SysAdmin Blog

syslog-ng and RcvbufErrors on Linux

Alexander Bochmann Tuesday 10 of May, 2016
We're running a syslog-ng installation to collect syslog data from quite a lot of systems (and then selectively feed them into our Splunk installation). Almost all of these send syslog via UDP.

Recently, when adding a couple more machines, I noticed that the syslog server is dropping UDP datagrams:

udp RcvbufErrors
# netstat -su | grep -A6 "^Udp:"
    518026364 packets received
    36078 packets to unknown port received.
    23164168 packet receive errors
    1248583 packets sent
    RcvbufErrors: 23164167


This is mentioned in the syslog-ng OSE docs, but it seems no one here ever got to that section, including myself.

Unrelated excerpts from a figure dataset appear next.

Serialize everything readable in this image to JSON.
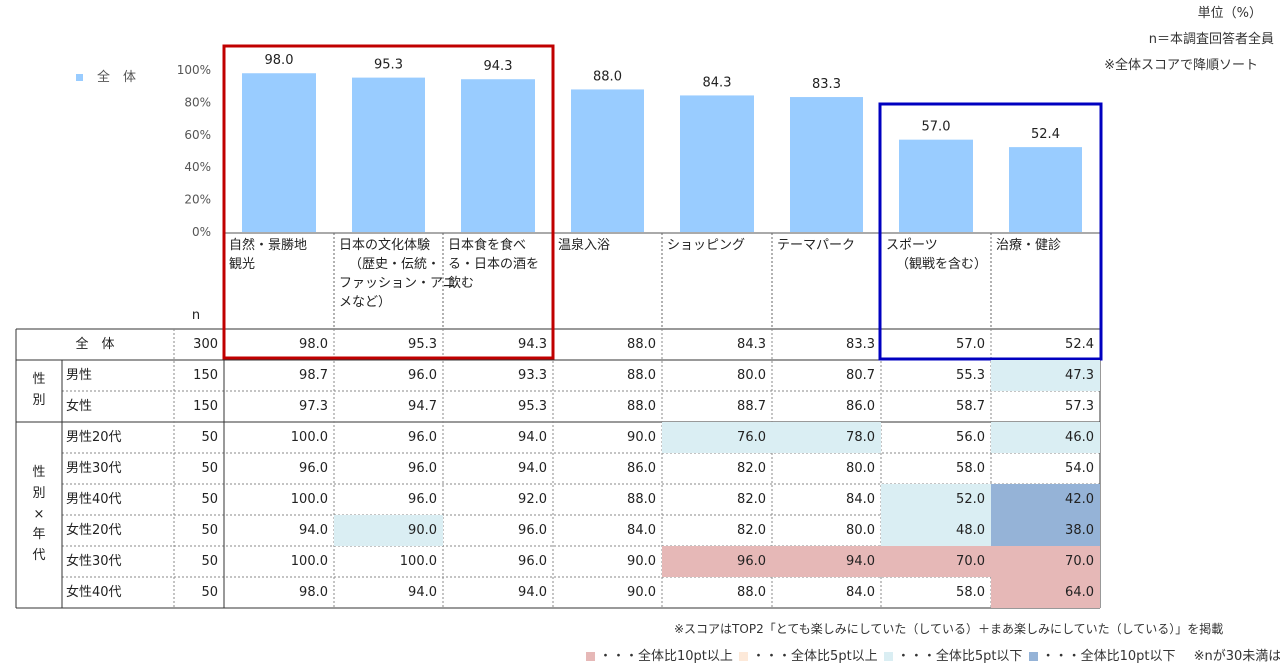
{
  "notes": {
    "unit": "単位（%）",
    "n_note": "n＝本調査回答者全員",
    "sort_note": "※全体スコアで降順ソート",
    "score_note": "※スコアはTOP2「とても楽しみにしていた（している）＋まあ楽しみにしていた（している）」を掲載",
    "ref_note": "※nが30未満は参考値"
  },
  "legend": {
    "series_label": "全　体",
    "high10": "・・・全体比10pt以上",
    "high5": "・・・全体比5pt以上",
    "low5": "・・・全体比5pt以下",
    "low10": "・・・全体比10pt以下"
  },
  "colors": {
    "bar": "#99CCFF",
    "high10": "#E6B8B7",
    "high5": "#FDE9D9",
    "low5": "#DAEEF3",
    "low10": "#95B3D7",
    "red_frame": "#C00000",
    "blue_frame": "#0000C0"
  },
  "table": {
    "n_header": "n",
    "row_groups": {
      "gender": "性別",
      "gender_age": "性別×年代"
    }
  },
  "chart_data": {
    "type": "bar",
    "title": "",
    "ylim": [
      0,
      100
    ],
    "yticks": [
      "0%",
      "20%",
      "40%",
      "60%",
      "80%",
      "100%"
    ],
    "grid": false,
    "legend_position": "top-left",
    "categories": [
      [
        "自然・景勝地",
        "観光"
      ],
      [
        "日本の文化体験",
        "（歴史・伝統・",
        "ファッション・アニ",
        "メなど）"
      ],
      [
        "日本食を食べ",
        "る・日本の酒を",
        "飲む"
      ],
      [
        "温泉入浴"
      ],
      [
        "ショッピング"
      ],
      [
        "テーマパーク"
      ],
      [
        "スポーツ",
        "（観戦を含む）"
      ],
      [
        "治療・健診"
      ]
    ],
    "series": [
      {
        "name": "全　体",
        "values": [
          98.0,
          95.3,
          94.3,
          88.0,
          84.3,
          83.3,
          57.0,
          52.4
        ]
      }
    ],
    "data_labels": [
      "98.0",
      "95.3",
      "94.3",
      "88.0",
      "84.3",
      "83.3",
      "57.0",
      "52.4"
    ],
    "rows": [
      {
        "label": "全　体",
        "group": "",
        "n": "300",
        "values": [
          "98.0",
          "95.3",
          "94.3",
          "88.0",
          "84.3",
          "83.3",
          "57.0",
          "52.4"
        ],
        "marks": [
          "",
          "",
          "",
          "",
          "",
          "",
          "",
          ""
        ]
      },
      {
        "label": "男性",
        "group": "gender",
        "n": "150",
        "values": [
          "98.7",
          "96.0",
          "93.3",
          "88.0",
          "80.0",
          "80.7",
          "55.3",
          "47.3"
        ],
        "marks": [
          "",
          "",
          "",
          "",
          "",
          "",
          "",
          "low5"
        ]
      },
      {
        "label": "女性",
        "group": "gender",
        "n": "150",
        "values": [
          "97.3",
          "94.7",
          "95.3",
          "88.0",
          "88.7",
          "86.0",
          "58.7",
          "57.3"
        ],
        "marks": [
          "",
          "",
          "",
          "",
          "",
          "",
          "",
          ""
        ]
      },
      {
        "label": "男性20代",
        "group": "gender_age",
        "n": "50",
        "values": [
          "100.0",
          "96.0",
          "94.0",
          "90.0",
          "76.0",
          "78.0",
          "56.0",
          "46.0"
        ],
        "marks": [
          "",
          "",
          "",
          "",
          "low5",
          "low5",
          "",
          "low5"
        ]
      },
      {
        "label": "男性30代",
        "group": "gender_age",
        "n": "50",
        "values": [
          "96.0",
          "96.0",
          "94.0",
          "86.0",
          "82.0",
          "80.0",
          "58.0",
          "54.0"
        ],
        "marks": [
          "",
          "",
          "",
          "",
          "",
          "",
          "",
          ""
        ]
      },
      {
        "label": "男性40代",
        "group": "gender_age",
        "n": "50",
        "values": [
          "100.0",
          "96.0",
          "92.0",
          "88.0",
          "82.0",
          "84.0",
          "52.0",
          "42.0"
        ],
        "marks": [
          "",
          "",
          "",
          "",
          "",
          "",
          "low5",
          "low10"
        ]
      },
      {
        "label": "女性20代",
        "group": "gender_age",
        "n": "50",
        "values": [
          "94.0",
          "90.0",
          "96.0",
          "84.0",
          "82.0",
          "80.0",
          "48.0",
          "38.0"
        ],
        "marks": [
          "",
          "low5",
          "",
          "",
          "",
          "",
          "low5",
          "low10"
        ]
      },
      {
        "label": "女性30代",
        "group": "gender_age",
        "n": "50",
        "values": [
          "100.0",
          "100.0",
          "96.0",
          "90.0",
          "96.0",
          "94.0",
          "70.0",
          "70.0"
        ],
        "marks": [
          "",
          "",
          "",
          "",
          "high10",
          "high10",
          "high10",
          "high10"
        ]
      },
      {
        "label": "女性40代",
        "group": "gender_age",
        "n": "50",
        "values": [
          "98.0",
          "94.0",
          "94.0",
          "90.0",
          "88.0",
          "84.0",
          "58.0",
          "64.0"
        ],
        "marks": [
          "",
          "",
          "",
          "",
          "",
          "",
          "",
          "high10"
        ]
      }
    ]
  }
}
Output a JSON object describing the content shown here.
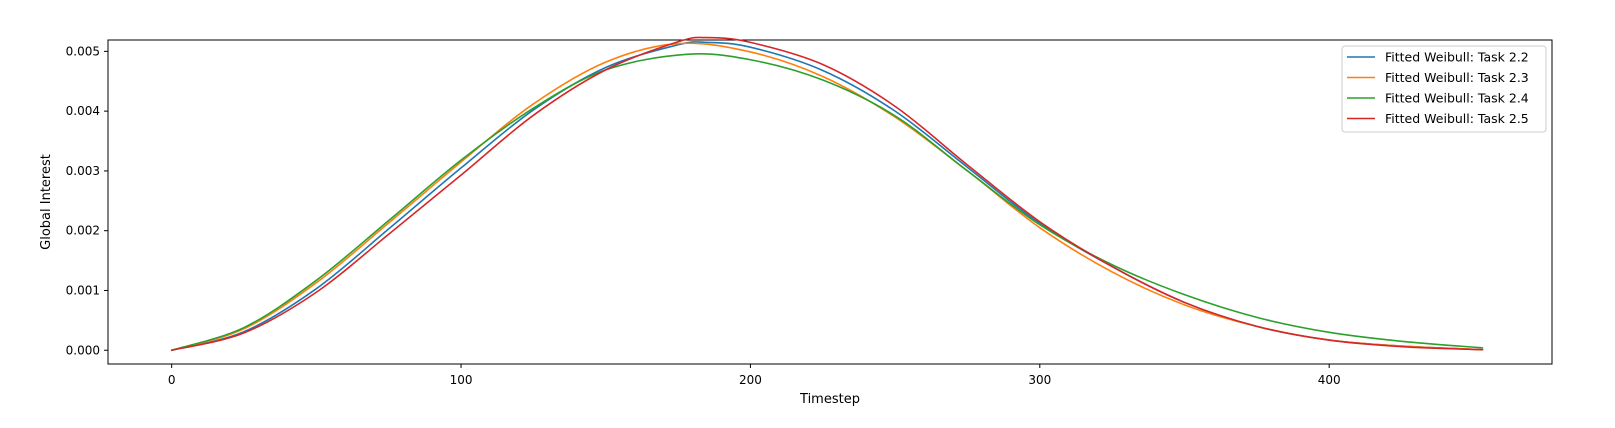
{
  "chart_data": {
    "type": "line",
    "title": "",
    "xlabel": "Timestep",
    "ylabel": "Global Interest",
    "xlim": [
      -22,
      477
    ],
    "ylim": [
      -0.00023,
      0.00519
    ],
    "xticks": [
      0,
      100,
      200,
      300,
      400
    ],
    "xtick_labels": [
      "0",
      "100",
      "200",
      "300",
      "400"
    ],
    "yticks": [
      0.0,
      0.001,
      0.002,
      0.003,
      0.004,
      0.005
    ],
    "ytick_labels": [
      "0.000",
      "0.001",
      "0.002",
      "0.003",
      "0.004",
      "0.005"
    ],
    "grid": false,
    "legend_position": "upper right",
    "series": [
      {
        "name": "Fitted Weibull: Task 2.2",
        "color": "#1f77b4",
        "x": [
          0,
          25,
          50,
          75,
          100,
          125,
          150,
          175,
          185,
          200,
          225,
          250,
          275,
          300,
          325,
          350,
          375,
          400,
          425,
          453
        ],
        "y": [
          0.0,
          0.00031,
          0.00103,
          0.00203,
          0.00305,
          0.00402,
          0.00473,
          0.00511,
          0.00515,
          0.00507,
          0.00468,
          0.004,
          0.00306,
          0.00212,
          0.0014,
          0.0008,
          0.0004,
          0.00017,
          7e-05,
          1e-05
        ]
      },
      {
        "name": "Fitted Weibull: Task 2.3",
        "color": "#ff7f0e",
        "x": [
          0,
          25,
          50,
          75,
          100,
          125,
          150,
          175,
          200,
          225,
          250,
          275,
          300,
          325,
          350,
          375,
          400,
          425,
          453
        ],
        "y": [
          0.0,
          0.00036,
          0.00113,
          0.00213,
          0.00315,
          0.00412,
          0.00482,
          0.00513,
          0.00499,
          0.00458,
          0.0039,
          0.003,
          0.00205,
          0.00131,
          0.00076,
          0.0004,
          0.00017,
          7e-05,
          1e-05
        ]
      },
      {
        "name": "Fitted Weibull: Task 2.4",
        "color": "#2ca02c",
        "x": [
          0,
          25,
          50,
          75,
          100,
          125,
          150,
          178,
          200,
          225,
          250,
          275,
          300,
          325,
          350,
          375,
          400,
          425,
          453
        ],
        "y": [
          0.0,
          0.00038,
          0.00117,
          0.00217,
          0.00318,
          0.00405,
          0.00469,
          0.00495,
          0.00486,
          0.00452,
          0.00392,
          0.003,
          0.0021,
          0.00143,
          0.00093,
          0.00055,
          0.0003,
          0.00015,
          4e-05
        ]
      },
      {
        "name": "Fitted Weibull: Task 2.5",
        "color": "#d62728",
        "x": [
          0,
          25,
          50,
          75,
          100,
          125,
          150,
          175,
          185,
          200,
          225,
          250,
          275,
          300,
          325,
          350,
          375,
          400,
          425,
          453
        ],
        "y": [
          0.0,
          0.00029,
          0.00097,
          0.00194,
          0.00293,
          0.00393,
          0.00469,
          0.00516,
          0.00523,
          0.00515,
          0.00478,
          0.00408,
          0.0031,
          0.00215,
          0.0014,
          0.0008,
          0.0004,
          0.00017,
          6e-05,
          1e-05
        ]
      }
    ]
  }
}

So, in that context I learned about the so-rcvbuf() parameter to the udp() source in syslog-ng, and the Linux kernel net.core.rmem_max sysctl...

Kernel configuration
# sysctl -w net.core.rmem_max=16777216

(add the same parameter to /etc/sysctl.conf)

source s_net {  
                udp(ip( port(514) so-rcvbuf(8388608)); 

(There's no reason why so-rcvbuf() couldn't be the same as rmem_max, and neither needs to be a multiple of 1024 - both just bad habits of mine...)

Don't increase net.core.rmem_default, as that would make the Linux kernel use a bigger buffer for every UDP socket being created on the system.

The RcvbufErrors counter hasn't been increasing since that change, but I'll add monitoring for that, so drops won't go unnoticed in the future.